Me veo saliendo de mi apartamento de la calle 73 y comprado algo para desayunar en el Papaya’s Grey que recibe a la gente que sale de mi estación de metro. Me veo sentado en Central Park tomándome mi hamburguesa de jamón, huevo y queso mientras observo a la gente pasear al perro, correr o empujar los carritos de sus hijos. Siento el viento en mi cara subido en lo más alto del Ferry que lleva a Staten Island y desde el que se divisa la Estatua de la Libertad. Me veo recorriendo de nuevo la quinta avenida con su olor a tráfico y estilo.
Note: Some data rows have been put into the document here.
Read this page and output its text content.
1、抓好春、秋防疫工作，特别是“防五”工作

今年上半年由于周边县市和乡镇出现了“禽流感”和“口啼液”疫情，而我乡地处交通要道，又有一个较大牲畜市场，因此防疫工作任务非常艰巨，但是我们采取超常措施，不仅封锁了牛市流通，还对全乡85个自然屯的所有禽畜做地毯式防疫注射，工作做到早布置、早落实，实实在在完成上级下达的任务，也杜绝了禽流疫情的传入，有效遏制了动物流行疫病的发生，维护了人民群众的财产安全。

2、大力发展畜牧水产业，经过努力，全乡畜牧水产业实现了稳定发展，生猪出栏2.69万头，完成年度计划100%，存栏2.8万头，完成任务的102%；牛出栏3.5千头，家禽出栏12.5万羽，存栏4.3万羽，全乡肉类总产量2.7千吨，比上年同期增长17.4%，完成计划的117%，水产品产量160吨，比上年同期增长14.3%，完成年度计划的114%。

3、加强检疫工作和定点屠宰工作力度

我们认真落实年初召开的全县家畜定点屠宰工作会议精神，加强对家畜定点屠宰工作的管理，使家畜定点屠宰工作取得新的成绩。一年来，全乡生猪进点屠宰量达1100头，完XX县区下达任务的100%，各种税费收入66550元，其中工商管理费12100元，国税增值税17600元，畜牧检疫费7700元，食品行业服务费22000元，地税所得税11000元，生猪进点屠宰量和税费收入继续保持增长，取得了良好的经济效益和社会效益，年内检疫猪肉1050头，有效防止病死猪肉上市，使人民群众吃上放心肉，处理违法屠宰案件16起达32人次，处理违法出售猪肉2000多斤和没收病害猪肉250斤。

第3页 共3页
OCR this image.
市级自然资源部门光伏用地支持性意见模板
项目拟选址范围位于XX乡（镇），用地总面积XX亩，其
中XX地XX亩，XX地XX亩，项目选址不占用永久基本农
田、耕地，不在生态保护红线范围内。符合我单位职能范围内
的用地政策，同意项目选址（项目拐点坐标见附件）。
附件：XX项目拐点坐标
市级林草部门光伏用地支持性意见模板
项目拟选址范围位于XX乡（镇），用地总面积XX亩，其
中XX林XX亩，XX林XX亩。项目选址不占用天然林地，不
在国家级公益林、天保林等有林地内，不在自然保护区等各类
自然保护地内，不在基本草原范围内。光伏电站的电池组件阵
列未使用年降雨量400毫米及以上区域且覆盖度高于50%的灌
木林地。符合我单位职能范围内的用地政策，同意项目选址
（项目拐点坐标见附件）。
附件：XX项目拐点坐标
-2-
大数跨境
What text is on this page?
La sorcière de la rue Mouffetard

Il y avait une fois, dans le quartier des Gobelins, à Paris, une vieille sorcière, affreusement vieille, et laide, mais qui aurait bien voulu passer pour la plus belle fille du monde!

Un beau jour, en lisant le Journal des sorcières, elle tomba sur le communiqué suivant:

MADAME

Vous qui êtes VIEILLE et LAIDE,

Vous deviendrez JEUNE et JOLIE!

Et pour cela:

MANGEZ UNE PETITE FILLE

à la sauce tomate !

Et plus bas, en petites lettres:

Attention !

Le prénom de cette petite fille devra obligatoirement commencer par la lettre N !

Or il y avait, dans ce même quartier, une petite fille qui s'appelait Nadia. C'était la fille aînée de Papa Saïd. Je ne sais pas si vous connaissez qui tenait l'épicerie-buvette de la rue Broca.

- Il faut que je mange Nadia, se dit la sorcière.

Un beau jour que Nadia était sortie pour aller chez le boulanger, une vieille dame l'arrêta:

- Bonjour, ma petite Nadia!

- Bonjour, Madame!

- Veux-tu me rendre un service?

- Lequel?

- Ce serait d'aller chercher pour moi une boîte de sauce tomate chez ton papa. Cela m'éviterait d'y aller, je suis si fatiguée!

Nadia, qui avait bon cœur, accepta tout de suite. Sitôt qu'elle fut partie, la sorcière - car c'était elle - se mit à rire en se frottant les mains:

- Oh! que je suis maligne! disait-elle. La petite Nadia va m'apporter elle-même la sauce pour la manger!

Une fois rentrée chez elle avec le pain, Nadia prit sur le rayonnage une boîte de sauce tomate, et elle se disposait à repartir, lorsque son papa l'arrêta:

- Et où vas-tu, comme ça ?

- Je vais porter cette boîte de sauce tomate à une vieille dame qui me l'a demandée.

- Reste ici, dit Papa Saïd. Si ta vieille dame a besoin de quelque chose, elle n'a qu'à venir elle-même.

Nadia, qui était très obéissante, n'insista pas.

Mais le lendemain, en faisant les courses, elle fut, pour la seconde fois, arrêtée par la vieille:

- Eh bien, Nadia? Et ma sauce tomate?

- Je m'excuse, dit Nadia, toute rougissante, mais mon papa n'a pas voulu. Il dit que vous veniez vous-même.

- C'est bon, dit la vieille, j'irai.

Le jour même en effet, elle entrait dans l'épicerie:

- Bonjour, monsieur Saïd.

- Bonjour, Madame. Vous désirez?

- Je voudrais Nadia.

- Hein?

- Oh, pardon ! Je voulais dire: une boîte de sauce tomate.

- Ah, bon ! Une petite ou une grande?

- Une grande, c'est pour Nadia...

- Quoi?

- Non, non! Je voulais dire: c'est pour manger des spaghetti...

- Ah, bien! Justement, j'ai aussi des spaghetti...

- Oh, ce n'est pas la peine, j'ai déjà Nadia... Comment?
Después de hacer una parada enfrente de Tiffanny’s para comprar en el puesto de comida mejor ubicado de todo Manhattan un plato de pollo con arroz y una coca cola, me veo siguiendo mi camino y decidiendo sentarme en el Rockefeller Center a comer con un tenedor de plástico en la mano y con una sonrisa en la cara. Mi imaginación decide llevarme al edificio Chrysler recorriendo la calle 42 y me veo tomándome un café con hielo y caramelo mientras compruebo que, como en las películas, sale humo de las alcantarillas y el reflejo de la luz al atardecer en Nueva York sobre los edificios y el río Hudson deslumbra más aún que el propio sol.
Al llegar la noche me veo subiendo al último piso del Empire State para ver la inmensidad de la ciudad de los sueños y recorriendo Broadway y Times Square. Ninguna noche brilla tanto como la de Broadway. Desde mi ventana madrileña y con los ojos cerrados, me veo caminando por las calles de Nueva York regresando a mi apartamento de la calle 73 y esperando que el ruido de la noche neoyorkina no me quite el sueño esta madrugada. Entonces bostezo y abro los ojos que me enseñan la realidad del cielo opaco de mi Madrid. Ya es hora de irse a dormir. Soñar, ya he soñado.